Building a scraper is no rocket science. If you are using python, there are multiple frameworks like Scrapy, which are very powerful tools. My particular problem was not a complex one, and therefore I manually built a script which extracts the useful fields from Makemytrip website. You can look at the code here.

Now, the most challenging part of this whole process was to schedule it. I wanted my script to run on a particular time, daily and everytime it runs, it should append the values to the original csv file. Scheduling it on my local machine was not a solution, because I cannot keep it running all the time.

I had two options -

  1. Run it on my institute’s server
  2. Use virtual machines provided by Microsoft Azure or AWS

Due to some reason, the institute’s server was not responding. So the next best possible option was to use Microsoft Azure. AWS is better with respect to performance, but you need to be technically very sound to set up the server using AWS.So, I setup a virtual machine using the least possible configuration on Azure. It provides us with a INR 12k free credits on signing up.
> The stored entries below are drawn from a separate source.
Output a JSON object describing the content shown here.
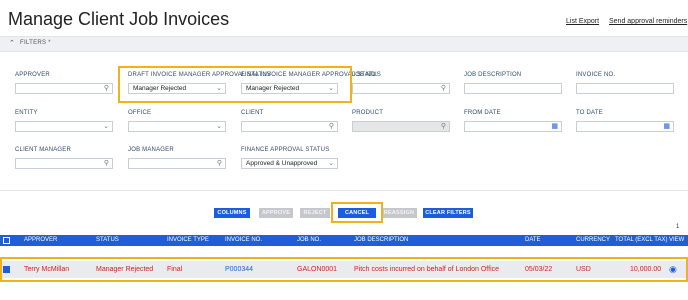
{
  "header": {
    "title": "Manage Client Job Invoices",
    "list_export": "List Export",
    "send_reminders": "Send approval reminders"
  },
  "filters": {
    "toggle_label": "FILTERS *",
    "approver": {
      "label": "APPROVER",
      "value": ""
    },
    "draft_status": {
      "label": "DRAFT INVOICE MANAGER APPROVAL STATUS",
      "value": "Manager Rejected"
    },
    "final_status": {
      "label": "FINAL INVOICE MANAGER APPROVAL STATUS",
      "value": "Manager Rejected"
    },
    "job_no": {
      "label": "JOB NO.",
      "value": ""
    },
    "job_description": {
      "label": "JOB DESCRIPTION",
      "value": ""
    },
    "invoice_no": {
      "label": "INVOICE NO.",
      "value": ""
    },
    "entity": {
      "label": "ENTITY",
      "value": ""
    },
    "office": {
      "label": "OFFICE",
      "value": ""
    },
    "client": {
      "label": "CLIENT",
      "value": ""
    },
    "product": {
      "label": "PRODUCT",
      "value": ""
    },
    "from_date": {
      "label": "FROM DATE",
      "value": ""
    },
    "to_date": {
      "label": "TO DATE",
      "value": ""
    },
    "client_manager": {
      "label": "CLIENT MANAGER",
      "value": ""
    },
    "job_manager": {
      "label": "JOB MANAGER",
      "value": ""
    },
    "finance_status": {
      "label": "FINANCE APPROVAL STATUS",
      "value": "Approved & Unapproved"
    }
  },
  "actions": {
    "columns": "COLUMNS",
    "approve": "APPROVE",
    "reject": "REJECT",
    "cancel": "CANCEL",
    "reassign": "REASSIGN",
    "clear_filters": "CLEAR FILTERS"
  },
  "pagination": {
    "page": "1"
  },
  "table": {
    "columns": [
      "APPROVER",
      "STATUS",
      "INVOICE TYPE",
      "INVOICE NO.",
      "JOB NO.",
      "JOB DESCRIPTION",
      "DATE",
      "CURRENCY",
      "TOTAL (EXCL TAX)",
      "VIEW"
    ],
    "rows": [
      {
        "approver": "Terry McMillan",
        "status": "Manager Rejected",
        "invoice_type": "Final",
        "invoice_no": "P000344",
        "job_no": "GALON0001",
        "job_description": "Pitch costs incurred on behalf of London Office",
        "date": "05/03/22",
        "currency": "USD",
        "total": "10,000.00",
        "selected": true
      }
    ]
  },
  "colors": {
    "accent": "#1a5de0",
    "highlight": "#f0b21a",
    "rejected": "#d42020"
  },
  "icons": {
    "search": "search-icon",
    "dropdown": "chevron-down-icon",
    "calendar": "calendar-icon",
    "view": "eye-icon"
  }
}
I used SSH to login into my remote system and installed python and all the libraries that were needed.

Linux system provides a beautiful option called Cronjobs. It is an in-built scheduling option that is very easy to use. The major problem you can face when scheduling your scripts is the permissions of the file. Do make sure that you have given execution rights to all users(to be on the safer side). Also, if your script is writing/reading a file, make sure those files have the respective permissions.

These are the few links that will help you to setup a cronjob and run a python script -

  1. Quick Reference
  2. Stack OverFlow - Python Script

To conclude, data science frequently requires the tedious job of collecting data. However, if you just learn the basics of scraping and scheduling scripts on a remote machine, your life will be a lot more easier.